Methods for handling a file associated with a program in a restricted program environment

摘要

Techniques for handling a file associated with a program are described herein. According to an aspect of the invention, in response to a request for accessing a file received through a first program, the file is stored in a first sandboxed storage area, where the file is to be accessed by a second program. An atomic move operation is then performed on the file that atomically moves the file from the first sandboxed storage area to a second sandboxed storage area, where the first sandboxed storage area is not accessible to the first program and second program.
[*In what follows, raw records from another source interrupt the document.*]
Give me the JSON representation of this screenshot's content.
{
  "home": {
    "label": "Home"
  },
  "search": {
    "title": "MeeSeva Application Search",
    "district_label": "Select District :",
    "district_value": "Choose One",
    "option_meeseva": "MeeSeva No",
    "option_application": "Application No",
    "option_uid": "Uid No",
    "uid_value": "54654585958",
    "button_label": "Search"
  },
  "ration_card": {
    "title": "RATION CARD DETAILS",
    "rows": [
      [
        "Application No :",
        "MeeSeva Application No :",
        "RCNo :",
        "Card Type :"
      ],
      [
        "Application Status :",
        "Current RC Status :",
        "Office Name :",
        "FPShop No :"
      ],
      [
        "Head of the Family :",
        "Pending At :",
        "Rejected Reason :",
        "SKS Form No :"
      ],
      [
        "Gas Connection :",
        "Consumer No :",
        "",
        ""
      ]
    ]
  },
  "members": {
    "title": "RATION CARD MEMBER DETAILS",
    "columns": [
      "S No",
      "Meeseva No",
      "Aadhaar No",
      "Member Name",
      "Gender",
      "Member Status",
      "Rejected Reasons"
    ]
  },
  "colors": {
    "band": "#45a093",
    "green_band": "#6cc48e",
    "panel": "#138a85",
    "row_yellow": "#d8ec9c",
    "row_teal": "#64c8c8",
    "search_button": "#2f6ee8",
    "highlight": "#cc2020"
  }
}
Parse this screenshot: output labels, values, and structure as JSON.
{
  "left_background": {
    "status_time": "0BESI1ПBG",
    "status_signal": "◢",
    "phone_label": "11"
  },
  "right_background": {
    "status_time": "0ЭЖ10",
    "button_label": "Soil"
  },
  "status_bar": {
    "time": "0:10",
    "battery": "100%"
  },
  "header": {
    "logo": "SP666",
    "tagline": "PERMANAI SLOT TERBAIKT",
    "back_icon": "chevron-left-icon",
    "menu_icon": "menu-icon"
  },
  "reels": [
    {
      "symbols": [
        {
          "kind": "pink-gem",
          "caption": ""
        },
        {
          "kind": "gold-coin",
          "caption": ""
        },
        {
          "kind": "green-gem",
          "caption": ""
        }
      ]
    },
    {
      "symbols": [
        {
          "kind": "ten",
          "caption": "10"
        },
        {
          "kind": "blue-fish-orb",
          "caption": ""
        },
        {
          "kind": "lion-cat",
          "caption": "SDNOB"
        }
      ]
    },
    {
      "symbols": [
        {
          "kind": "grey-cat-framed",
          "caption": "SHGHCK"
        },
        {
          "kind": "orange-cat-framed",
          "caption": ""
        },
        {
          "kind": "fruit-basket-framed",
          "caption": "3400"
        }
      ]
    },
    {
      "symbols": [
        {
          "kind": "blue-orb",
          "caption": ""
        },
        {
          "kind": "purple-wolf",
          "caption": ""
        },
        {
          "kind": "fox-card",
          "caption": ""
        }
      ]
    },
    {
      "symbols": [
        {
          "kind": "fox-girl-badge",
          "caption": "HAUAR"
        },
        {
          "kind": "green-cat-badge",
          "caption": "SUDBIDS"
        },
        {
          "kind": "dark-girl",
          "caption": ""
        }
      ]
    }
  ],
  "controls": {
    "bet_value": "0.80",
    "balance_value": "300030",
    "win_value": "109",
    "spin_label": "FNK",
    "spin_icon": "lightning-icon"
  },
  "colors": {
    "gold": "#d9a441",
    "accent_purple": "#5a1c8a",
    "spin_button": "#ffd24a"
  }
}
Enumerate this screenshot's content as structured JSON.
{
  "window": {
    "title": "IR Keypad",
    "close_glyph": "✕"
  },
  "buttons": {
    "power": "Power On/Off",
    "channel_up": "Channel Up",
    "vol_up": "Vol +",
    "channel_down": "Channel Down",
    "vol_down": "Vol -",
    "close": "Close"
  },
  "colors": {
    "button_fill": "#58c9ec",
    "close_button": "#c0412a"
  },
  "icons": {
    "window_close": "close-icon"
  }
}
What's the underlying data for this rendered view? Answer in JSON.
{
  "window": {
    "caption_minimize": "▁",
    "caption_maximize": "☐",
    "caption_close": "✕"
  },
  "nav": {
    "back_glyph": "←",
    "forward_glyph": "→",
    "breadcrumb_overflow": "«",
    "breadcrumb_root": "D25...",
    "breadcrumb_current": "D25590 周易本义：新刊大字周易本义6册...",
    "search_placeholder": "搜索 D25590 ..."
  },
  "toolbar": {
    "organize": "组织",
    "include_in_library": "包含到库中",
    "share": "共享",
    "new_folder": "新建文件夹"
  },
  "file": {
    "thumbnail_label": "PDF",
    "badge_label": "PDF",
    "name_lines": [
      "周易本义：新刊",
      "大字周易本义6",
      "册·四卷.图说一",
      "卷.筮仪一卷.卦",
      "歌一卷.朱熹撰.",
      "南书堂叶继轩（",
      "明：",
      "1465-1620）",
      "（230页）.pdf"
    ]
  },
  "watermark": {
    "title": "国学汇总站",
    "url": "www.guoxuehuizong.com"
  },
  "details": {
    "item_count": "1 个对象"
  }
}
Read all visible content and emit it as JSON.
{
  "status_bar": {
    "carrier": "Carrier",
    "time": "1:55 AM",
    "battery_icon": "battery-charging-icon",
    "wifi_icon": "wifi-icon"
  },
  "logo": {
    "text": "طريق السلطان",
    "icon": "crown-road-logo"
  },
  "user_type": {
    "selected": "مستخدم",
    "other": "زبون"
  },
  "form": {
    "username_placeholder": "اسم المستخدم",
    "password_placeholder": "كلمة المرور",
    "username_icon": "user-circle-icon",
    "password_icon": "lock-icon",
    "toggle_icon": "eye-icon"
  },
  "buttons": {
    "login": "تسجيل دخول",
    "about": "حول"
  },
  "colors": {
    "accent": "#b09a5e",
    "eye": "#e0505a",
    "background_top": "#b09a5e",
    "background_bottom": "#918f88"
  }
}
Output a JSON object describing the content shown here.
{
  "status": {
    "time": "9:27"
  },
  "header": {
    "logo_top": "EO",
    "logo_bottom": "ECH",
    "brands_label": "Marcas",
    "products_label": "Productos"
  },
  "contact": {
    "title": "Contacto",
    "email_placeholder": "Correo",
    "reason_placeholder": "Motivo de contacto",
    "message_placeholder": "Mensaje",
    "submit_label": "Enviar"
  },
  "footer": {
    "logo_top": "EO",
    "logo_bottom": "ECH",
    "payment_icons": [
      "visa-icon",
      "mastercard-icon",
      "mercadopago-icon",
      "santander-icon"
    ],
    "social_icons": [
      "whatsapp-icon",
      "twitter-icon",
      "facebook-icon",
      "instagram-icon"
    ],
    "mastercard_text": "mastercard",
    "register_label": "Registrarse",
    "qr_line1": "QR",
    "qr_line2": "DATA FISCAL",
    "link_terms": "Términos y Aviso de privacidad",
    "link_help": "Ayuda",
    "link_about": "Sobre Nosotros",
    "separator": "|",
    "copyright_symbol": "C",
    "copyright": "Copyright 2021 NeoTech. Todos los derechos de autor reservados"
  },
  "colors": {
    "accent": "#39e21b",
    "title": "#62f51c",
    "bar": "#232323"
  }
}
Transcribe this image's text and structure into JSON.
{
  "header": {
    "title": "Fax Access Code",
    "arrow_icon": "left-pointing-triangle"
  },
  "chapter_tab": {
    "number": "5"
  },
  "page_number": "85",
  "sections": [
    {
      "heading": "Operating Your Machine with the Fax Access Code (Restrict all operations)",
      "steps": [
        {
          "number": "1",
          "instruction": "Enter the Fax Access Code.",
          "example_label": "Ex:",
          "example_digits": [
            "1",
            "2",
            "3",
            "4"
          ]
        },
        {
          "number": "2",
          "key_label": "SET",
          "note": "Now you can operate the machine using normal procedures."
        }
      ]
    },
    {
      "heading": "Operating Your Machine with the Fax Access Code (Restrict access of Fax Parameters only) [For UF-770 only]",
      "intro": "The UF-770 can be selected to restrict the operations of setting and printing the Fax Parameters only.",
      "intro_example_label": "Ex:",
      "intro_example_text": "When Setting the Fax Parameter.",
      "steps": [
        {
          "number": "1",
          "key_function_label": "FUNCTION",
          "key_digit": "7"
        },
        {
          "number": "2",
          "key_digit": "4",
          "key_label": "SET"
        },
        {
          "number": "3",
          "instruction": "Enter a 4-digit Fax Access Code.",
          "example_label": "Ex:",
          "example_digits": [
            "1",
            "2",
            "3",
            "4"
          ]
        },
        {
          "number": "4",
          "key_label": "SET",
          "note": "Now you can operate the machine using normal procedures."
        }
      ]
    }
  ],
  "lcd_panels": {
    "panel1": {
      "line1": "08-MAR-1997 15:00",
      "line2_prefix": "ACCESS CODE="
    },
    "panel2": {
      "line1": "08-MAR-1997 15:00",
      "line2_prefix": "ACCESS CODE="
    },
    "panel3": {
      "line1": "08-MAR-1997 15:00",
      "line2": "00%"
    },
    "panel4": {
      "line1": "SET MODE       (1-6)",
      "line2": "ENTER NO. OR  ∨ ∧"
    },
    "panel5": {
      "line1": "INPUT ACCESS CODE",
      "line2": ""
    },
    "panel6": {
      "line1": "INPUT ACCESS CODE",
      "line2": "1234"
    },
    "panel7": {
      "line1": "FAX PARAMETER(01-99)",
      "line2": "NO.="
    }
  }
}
The second program is launched to access the file stored in the second sandboxed storage area, where the second sandboxed storage area is a part of a sandbox associated with the second program.

主权项

1. A machine-implemented method for handling a file associated with a program, the method comprising:
in response to a request for accessing a file that is received through a first program, storing the file in a first sandboxed storage area associated with a first sandbox associated with the first program, wherein the file is to be accessed by a second program; replicating the file from the first sandboxed storage area to a second sandboxed storage area that is associated with a second sandbox, wherein the second sandboxed storage area is not accessible by either the first program or the second program; performing a content analysis on the file within the second sandbox to determine whether the file contains malicious content; performing an atomic move operation on the file that atomically moves the file from the second sandboxed storage area to a third sandboxed storage area associated with a third sandbox, in response to determining that the file does not contain malicious content; and invoking the second program to access the file stored in the third sandboxed storage area within the third sandbox, wherein the third sandbox is not accessible by the first program.